Napoli-Fiorentina, il programma della festa scudetto

I 55.000 del Maradona completano l’abbraccio ai Campioni d’Italia. Artisti, canti e balli: stavolta lo show azzurro sarà completissimo
Antonio Giordano
6 min

Quante cose sono cambiate in questa città-teatro in cui la felicità adesso appartiene (giustamente) a chiunque: trentatré anni non sono volati via, hanno rappresentato un’eternità, e quando a un certo punto Napoli si è trovata a ondeggiare, smarrita, negli scantinati del calcio, la tristezza è diventata la compagna di passeggiate amare e dolenti. C’è stato un tempo infinito in cui la malinconia s’è impossessata degli uomini, pareva non ci fosse più un domani, che quelli fossero semplicemente palloni avvelenati, e che il loro Dio, Diego, appartenesse ad un’epoca irripetibile, l’unico squarcio di luce d’un settennato ormai sepolto nel labirinto della memoria.
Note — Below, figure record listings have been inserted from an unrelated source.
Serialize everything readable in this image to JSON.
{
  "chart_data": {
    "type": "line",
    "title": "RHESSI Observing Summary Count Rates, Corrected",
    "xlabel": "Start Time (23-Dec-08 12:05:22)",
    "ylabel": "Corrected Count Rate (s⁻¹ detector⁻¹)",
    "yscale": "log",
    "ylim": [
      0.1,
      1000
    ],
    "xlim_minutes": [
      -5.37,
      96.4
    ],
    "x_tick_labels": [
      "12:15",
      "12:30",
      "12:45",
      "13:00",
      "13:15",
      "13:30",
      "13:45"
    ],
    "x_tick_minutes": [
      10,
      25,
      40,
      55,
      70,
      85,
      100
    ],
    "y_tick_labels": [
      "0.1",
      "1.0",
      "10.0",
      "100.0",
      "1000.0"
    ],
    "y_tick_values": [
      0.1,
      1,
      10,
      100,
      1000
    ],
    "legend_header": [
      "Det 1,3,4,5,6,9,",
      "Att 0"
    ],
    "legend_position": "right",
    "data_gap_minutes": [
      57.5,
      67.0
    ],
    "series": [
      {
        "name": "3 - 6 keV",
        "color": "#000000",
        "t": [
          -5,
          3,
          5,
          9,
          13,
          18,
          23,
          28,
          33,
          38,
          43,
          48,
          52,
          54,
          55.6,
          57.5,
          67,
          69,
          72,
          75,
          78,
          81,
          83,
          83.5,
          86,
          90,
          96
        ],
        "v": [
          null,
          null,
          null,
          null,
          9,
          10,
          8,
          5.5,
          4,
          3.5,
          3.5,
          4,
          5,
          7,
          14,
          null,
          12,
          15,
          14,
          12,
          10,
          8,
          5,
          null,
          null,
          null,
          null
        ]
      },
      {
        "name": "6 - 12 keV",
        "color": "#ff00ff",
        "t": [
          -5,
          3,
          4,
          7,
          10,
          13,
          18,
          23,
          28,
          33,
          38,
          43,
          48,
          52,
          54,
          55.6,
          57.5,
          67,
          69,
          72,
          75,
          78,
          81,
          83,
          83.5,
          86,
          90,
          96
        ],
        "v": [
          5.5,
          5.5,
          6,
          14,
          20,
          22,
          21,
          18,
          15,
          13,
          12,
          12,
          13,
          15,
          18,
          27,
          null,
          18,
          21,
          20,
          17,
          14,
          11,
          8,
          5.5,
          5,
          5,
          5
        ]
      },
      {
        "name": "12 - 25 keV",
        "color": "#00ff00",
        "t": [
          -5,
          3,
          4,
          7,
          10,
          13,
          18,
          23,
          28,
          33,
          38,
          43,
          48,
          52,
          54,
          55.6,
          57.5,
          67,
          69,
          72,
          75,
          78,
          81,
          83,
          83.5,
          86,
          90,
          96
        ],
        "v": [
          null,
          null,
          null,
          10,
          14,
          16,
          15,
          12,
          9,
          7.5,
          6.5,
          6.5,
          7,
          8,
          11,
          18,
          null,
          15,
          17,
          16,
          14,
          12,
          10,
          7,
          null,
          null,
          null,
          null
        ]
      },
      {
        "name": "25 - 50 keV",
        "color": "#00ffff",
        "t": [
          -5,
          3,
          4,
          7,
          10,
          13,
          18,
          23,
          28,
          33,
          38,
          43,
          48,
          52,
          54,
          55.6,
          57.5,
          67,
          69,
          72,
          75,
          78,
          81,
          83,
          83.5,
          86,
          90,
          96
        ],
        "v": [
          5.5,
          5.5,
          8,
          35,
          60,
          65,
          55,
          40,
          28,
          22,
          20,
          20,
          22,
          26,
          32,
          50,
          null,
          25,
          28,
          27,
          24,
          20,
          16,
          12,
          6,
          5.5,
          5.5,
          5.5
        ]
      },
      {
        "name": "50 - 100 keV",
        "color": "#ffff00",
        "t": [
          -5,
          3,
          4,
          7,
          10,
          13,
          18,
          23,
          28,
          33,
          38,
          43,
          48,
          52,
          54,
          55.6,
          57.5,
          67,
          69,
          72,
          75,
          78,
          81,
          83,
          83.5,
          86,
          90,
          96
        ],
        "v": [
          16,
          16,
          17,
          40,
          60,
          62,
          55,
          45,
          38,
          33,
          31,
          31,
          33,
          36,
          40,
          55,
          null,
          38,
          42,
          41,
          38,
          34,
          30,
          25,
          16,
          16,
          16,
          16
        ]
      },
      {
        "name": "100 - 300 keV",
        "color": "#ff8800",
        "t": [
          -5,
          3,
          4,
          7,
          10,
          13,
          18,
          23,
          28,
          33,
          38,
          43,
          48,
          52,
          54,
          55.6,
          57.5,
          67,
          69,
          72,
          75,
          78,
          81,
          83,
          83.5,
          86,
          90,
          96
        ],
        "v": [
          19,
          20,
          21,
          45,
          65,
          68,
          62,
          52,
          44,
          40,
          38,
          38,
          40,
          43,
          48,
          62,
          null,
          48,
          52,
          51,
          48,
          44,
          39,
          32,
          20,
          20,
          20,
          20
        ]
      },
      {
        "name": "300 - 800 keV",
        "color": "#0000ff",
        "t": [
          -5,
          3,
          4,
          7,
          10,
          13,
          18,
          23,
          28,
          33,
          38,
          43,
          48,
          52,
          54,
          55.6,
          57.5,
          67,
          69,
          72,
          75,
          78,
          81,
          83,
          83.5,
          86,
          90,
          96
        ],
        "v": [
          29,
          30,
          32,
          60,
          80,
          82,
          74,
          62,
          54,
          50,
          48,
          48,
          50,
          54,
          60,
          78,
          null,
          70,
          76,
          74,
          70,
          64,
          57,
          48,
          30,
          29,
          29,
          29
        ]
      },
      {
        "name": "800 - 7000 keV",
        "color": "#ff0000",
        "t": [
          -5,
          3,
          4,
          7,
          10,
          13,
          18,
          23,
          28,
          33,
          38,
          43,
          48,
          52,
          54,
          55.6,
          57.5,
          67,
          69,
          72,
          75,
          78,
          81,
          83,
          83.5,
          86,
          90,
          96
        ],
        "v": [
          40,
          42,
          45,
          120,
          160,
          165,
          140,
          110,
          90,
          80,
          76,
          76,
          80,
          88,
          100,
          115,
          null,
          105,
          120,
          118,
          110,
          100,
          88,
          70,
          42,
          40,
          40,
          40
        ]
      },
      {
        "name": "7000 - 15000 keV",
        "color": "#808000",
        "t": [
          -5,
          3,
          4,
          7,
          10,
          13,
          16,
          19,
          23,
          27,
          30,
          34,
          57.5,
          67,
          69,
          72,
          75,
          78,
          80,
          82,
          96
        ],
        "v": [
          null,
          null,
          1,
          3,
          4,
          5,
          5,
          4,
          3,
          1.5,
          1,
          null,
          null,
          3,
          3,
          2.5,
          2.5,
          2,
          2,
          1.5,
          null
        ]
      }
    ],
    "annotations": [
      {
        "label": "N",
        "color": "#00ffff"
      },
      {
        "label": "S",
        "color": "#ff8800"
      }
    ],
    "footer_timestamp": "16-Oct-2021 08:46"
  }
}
E invece Napoli è rinata, risorta da se stessa, dalle ceneri di quell’estate del 2004 che pare un incubo capitato in notti tormentate che stavolta sfuggono via: è la vita, con i suoi saliscendi, e stavolta si può alzare lo sguardo verso il cielo e scoprire dove siano le stelle. La Storia s’è fermata in quello stadio che ora è dedicato a Diego, c’è un velo di nostalgia a pensarci, ma proveranno ad urlare talmente tanto, perché l’eco arrivi lassù, nell’alto dei cieli. I soliti cinquantacinquemila hanno già preso posto, è come se non se ne fossero mai andati dal 30 aprile, poi a sei minuti dalla fine hanno rimesso a posto i cori, li hanno congelati, rielaborandoli per Udine e comunque aspettando una domenica in cui Napoli-Fiorentina sa del passato, della bella epoque, un filo azzurro che collega generazioni e gioia, il collante di quei deliri di massa che rappresentano un’emozione. C’è una felicità che non può essere negata, perché mai si dovrebbe?, e Napoli se ne sta nelle proprie emozioni, le coglie e le nutre, le sparge intorno a sé, anzi nel Mondo dove ha figli sparsi ovunque, testimonial d’un senso di allegria collettivo che appartiene alla natura stessa di questa gente. Sarà pure questa una serata speciale, perché niente può essere improvvisato, non lo è certo stato questo scudetto - l’eredità di una filosofia, di un’idea diversa che è germogliata sin dal 2004, da quando Ad L ha scelto le strade alternative - e stasera, nella presentazione all’americana, in stile hollywoodiano vist e le radici di De Laurentiis, e le luci della ribalta finiranno per illuminare il sorriso dei protagonisti, che sfileranno ad uno ad uno e sentiranno l’abbraccio prima di ricevere in settimana quello del Sindaco. 

Cosa succede

Qualcosa è cambiato, rispetto a domenica scorsa, quando era stato approntato un piano-traffico imponente che stavolta invece non ha ragione d’esistere (chissà perché?): nel Maradona non ci sarà posto, se non per le lacrime. Ma parecchio rimane eguale nel cartellone di una domenica celebrativa, che dovrebbe essere arricchita da uno spazio canoro riservato a Clementino e ad LDA, il figlio di Gigi D’Alessio, con un repertorio di canzoni esclusivamente napoletane, perché il patrimonio è notevole e non conosce la ruggine, come l’oro. Alle diciotto, quando metteranno la palla al centro, i pensieri saranno comunque altrove, si respirerà un’aria nuova e Napoli avvertirà le vibrazioni della propria anima, che saranno scatenate da una leggerezza che da giovedì 4 maggio s’avverte ovunque, nonostante sporadicamente qua e là s’avvertano ancora gli echi di fuochi pirotecnici, testimonianza di un’euforia che non evapora. Sarà una felicità però ufficialmente contenuta in quel perimetro, il Maradona , il set d’un film che De Laurentiis sta realizzando sin dalla prima giornata di questo campionato, una tentazione scatenata nel trimestre di sofferenza del Covid, guardando The Last Dance, la ser i e dalla quale fu rapito. E si ballerà, così dicono, e lo farà Tommaso Starace, il magazziniere, che tenterà di convincere anche AdL a concedersi un passo di danza, mentre intorno ci sarà quel clima di benessere che uno scudetto può offrire ad una città sommersa dai turisti, capace di brillare di luce propria, di sentirsi dentro a un Rinascimento che adesso è pure calcistico. Il miracolo di San Gennaro, ieri, alle 17.03, l’ha confermato: ma ce n’era già stato un altro, il 4 maggio, alle 22.37. Però che non si mischino le due fedi, quelle sacre e quelle pallonare.